O mesmo se aplica ao actual processo e à perda de fundos comunitários. Ambos, com a ajuda da IL e do Chega, apoiaram a liberalização da ferrovia imposta por Bruxelas, a destruição da REFER, a política de redução da capacidade operacional das empresas públicas, o recurso sistemático à subcontratação e as leis obstrutivas na contratação pública.
Na China faz-se uma estação ferroviária de raiz em nove dias, em Portugal são nove anos, e os políticos do consenso neoliberal, em vez de nos pedirem desculpa, dizem-nos «coitados dos chineses», enquanto vão trocando obras por promessas e atirando as culpas e os méritos de uns para os outros.
«Qual o impacto económico, social, e até para o futuro da ferrovia, de estarmos até 2032 sem comboio? E qual a necessidade?»
Agora, o Governo fala em encerrar a Linha de Beja até 2032 para, finalmente, realizar a sua electrificação e modernização. Mas, recusa-se a discutir a razão de a obra não poder ser feita com a linha a funcionar. Porque pode. Obras muito mais complexas foram realizadas com a linha operacional, por exemplo, a quadruplicação da Linha de Sintra. Seria um processo mais lento? Sim, seria. Mas nunca mais lento que o actual processo, onde em 15 anos de promessas nem um parafuso foi colocado. Ficaria mais caro? Sim, ficaria. E qual o impacto económico, social, e até para o futuro da ferrovia, de estarmos até 2032 sem comboio? E qual a necessidade? A linha entre Casa Branca e Beja demorou menos de três anos a ser construída, no século XIX, entre 1861 e o início de 1864. Como é que a sua electrificação em pleno século XXI, e com um orçamento de mais de 400 milhões de euros, demora mais tempo? Não pode!

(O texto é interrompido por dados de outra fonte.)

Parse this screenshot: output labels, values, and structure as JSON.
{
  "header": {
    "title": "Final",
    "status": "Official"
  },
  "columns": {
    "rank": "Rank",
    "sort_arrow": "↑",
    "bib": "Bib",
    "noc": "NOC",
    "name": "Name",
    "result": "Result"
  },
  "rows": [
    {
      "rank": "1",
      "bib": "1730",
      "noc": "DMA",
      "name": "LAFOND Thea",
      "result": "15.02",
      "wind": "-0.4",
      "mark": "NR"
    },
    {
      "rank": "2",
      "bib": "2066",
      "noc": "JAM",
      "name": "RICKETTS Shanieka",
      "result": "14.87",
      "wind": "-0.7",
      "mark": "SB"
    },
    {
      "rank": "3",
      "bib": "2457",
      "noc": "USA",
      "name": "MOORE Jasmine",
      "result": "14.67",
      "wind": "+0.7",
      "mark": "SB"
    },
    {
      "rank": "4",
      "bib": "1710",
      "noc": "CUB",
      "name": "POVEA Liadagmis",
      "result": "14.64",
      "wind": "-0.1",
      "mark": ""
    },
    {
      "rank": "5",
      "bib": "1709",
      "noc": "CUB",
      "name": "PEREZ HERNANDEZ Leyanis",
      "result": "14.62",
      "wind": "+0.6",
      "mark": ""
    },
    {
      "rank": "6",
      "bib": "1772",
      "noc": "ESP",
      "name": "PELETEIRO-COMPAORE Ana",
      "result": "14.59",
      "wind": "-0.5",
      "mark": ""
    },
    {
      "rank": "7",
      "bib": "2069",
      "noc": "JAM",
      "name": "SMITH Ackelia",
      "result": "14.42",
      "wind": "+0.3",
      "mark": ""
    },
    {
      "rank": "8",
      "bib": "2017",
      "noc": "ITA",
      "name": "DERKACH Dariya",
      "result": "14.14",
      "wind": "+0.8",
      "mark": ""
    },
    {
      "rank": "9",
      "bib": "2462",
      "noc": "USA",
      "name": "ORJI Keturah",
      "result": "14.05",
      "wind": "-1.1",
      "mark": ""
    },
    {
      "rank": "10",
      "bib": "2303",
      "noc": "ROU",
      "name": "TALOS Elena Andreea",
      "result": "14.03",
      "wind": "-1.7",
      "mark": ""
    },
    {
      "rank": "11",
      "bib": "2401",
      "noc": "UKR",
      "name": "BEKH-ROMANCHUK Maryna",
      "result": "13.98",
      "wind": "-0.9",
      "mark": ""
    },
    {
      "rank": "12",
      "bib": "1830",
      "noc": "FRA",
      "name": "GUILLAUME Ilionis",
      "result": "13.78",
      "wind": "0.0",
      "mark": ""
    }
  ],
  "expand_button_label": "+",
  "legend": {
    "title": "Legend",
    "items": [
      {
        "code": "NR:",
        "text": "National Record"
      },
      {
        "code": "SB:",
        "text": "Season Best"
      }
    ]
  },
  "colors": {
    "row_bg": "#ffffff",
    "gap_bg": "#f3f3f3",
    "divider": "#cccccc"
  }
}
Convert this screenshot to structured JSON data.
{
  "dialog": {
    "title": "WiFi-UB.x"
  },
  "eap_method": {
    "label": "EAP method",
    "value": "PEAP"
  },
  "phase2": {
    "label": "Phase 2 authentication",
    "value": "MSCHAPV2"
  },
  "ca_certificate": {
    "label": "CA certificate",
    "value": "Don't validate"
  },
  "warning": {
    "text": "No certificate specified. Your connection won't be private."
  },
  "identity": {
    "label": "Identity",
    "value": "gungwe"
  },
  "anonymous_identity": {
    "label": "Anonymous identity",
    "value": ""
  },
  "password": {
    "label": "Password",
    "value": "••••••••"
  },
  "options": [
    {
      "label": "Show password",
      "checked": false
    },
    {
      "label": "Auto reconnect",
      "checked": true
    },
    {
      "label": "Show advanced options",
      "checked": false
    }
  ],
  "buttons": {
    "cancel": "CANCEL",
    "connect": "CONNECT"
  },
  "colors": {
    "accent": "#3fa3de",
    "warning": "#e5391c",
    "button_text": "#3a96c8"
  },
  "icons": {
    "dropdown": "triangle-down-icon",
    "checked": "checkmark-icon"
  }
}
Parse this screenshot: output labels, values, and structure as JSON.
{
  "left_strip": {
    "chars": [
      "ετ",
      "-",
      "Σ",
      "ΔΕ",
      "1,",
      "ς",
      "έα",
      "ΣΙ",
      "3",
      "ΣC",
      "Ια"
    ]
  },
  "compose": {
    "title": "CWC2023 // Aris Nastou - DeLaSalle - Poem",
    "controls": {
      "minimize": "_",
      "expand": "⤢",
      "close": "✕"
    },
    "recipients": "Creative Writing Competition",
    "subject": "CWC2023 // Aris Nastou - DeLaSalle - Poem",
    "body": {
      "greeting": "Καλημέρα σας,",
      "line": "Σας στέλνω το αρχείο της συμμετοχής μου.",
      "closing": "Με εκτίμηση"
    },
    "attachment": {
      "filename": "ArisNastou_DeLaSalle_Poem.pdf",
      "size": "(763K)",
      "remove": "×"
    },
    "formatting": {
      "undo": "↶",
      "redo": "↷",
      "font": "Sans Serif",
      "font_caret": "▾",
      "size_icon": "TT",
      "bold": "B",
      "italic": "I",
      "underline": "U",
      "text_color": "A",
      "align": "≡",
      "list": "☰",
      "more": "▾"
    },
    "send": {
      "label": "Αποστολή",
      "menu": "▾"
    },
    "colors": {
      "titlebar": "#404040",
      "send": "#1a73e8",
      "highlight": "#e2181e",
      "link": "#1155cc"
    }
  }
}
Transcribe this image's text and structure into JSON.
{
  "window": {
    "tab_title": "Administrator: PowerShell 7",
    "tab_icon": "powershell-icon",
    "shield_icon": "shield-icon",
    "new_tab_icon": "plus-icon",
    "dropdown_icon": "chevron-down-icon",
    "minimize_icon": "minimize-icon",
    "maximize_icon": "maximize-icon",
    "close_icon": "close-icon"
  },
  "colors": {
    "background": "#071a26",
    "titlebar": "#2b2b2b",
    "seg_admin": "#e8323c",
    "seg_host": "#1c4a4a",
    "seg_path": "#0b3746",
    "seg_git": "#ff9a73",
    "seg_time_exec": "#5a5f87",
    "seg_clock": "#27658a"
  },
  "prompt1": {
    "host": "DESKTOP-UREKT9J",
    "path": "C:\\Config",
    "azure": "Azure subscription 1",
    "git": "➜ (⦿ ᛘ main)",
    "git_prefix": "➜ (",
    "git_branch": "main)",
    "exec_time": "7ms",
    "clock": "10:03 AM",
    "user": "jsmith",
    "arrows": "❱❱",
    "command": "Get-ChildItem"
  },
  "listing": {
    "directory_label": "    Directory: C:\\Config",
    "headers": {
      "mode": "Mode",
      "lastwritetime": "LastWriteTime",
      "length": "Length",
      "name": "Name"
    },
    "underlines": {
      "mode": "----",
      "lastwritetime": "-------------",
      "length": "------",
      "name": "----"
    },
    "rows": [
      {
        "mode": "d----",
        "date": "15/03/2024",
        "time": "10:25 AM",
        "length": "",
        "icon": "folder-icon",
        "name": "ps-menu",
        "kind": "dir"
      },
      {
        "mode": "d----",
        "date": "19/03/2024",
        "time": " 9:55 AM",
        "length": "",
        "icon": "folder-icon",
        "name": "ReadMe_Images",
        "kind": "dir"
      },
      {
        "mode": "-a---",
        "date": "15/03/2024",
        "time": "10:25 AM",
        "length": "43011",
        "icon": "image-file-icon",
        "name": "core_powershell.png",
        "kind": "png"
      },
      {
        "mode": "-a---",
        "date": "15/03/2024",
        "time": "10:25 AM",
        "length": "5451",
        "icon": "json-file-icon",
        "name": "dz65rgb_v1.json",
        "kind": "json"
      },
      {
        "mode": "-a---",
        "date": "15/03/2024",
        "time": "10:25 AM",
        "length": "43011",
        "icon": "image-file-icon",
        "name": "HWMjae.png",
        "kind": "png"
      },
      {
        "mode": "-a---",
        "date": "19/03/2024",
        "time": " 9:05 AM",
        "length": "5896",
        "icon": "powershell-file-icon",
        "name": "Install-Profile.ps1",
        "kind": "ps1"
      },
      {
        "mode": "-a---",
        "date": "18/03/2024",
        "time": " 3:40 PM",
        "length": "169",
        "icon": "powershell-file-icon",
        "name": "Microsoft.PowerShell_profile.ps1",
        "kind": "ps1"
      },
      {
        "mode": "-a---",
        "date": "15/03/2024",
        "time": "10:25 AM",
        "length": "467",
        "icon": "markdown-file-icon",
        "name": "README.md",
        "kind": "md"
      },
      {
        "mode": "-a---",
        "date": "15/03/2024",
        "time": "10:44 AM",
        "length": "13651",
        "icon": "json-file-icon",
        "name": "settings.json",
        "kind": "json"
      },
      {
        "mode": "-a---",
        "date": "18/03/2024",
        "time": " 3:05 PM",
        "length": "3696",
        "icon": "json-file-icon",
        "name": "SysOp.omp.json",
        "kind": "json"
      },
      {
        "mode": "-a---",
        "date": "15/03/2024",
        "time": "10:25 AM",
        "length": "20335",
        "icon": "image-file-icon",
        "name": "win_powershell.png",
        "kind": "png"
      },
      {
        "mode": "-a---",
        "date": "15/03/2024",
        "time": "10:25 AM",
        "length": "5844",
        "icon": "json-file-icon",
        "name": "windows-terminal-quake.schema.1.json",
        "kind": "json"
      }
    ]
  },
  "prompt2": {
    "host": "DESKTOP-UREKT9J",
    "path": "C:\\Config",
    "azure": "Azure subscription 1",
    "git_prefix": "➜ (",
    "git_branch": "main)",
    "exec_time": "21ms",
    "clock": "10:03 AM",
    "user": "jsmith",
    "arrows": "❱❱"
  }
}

É tempo de resultados concretos. O Alentejo precisa e exige a realização da obra no espaço de um ano, e com a linha operacional.
Urge tomar medidas e parar o espectáculo, a troca de acusações e o auto-elogio. Esqueçam os cadernos de encargos, os concursos e as conferências de imprensa em que se tornaram todos especialistas. Contratem e formem engenheiros e operários para executar as obras públicas. A liberalização da ferrovia é um desastre. Revertam o caminho.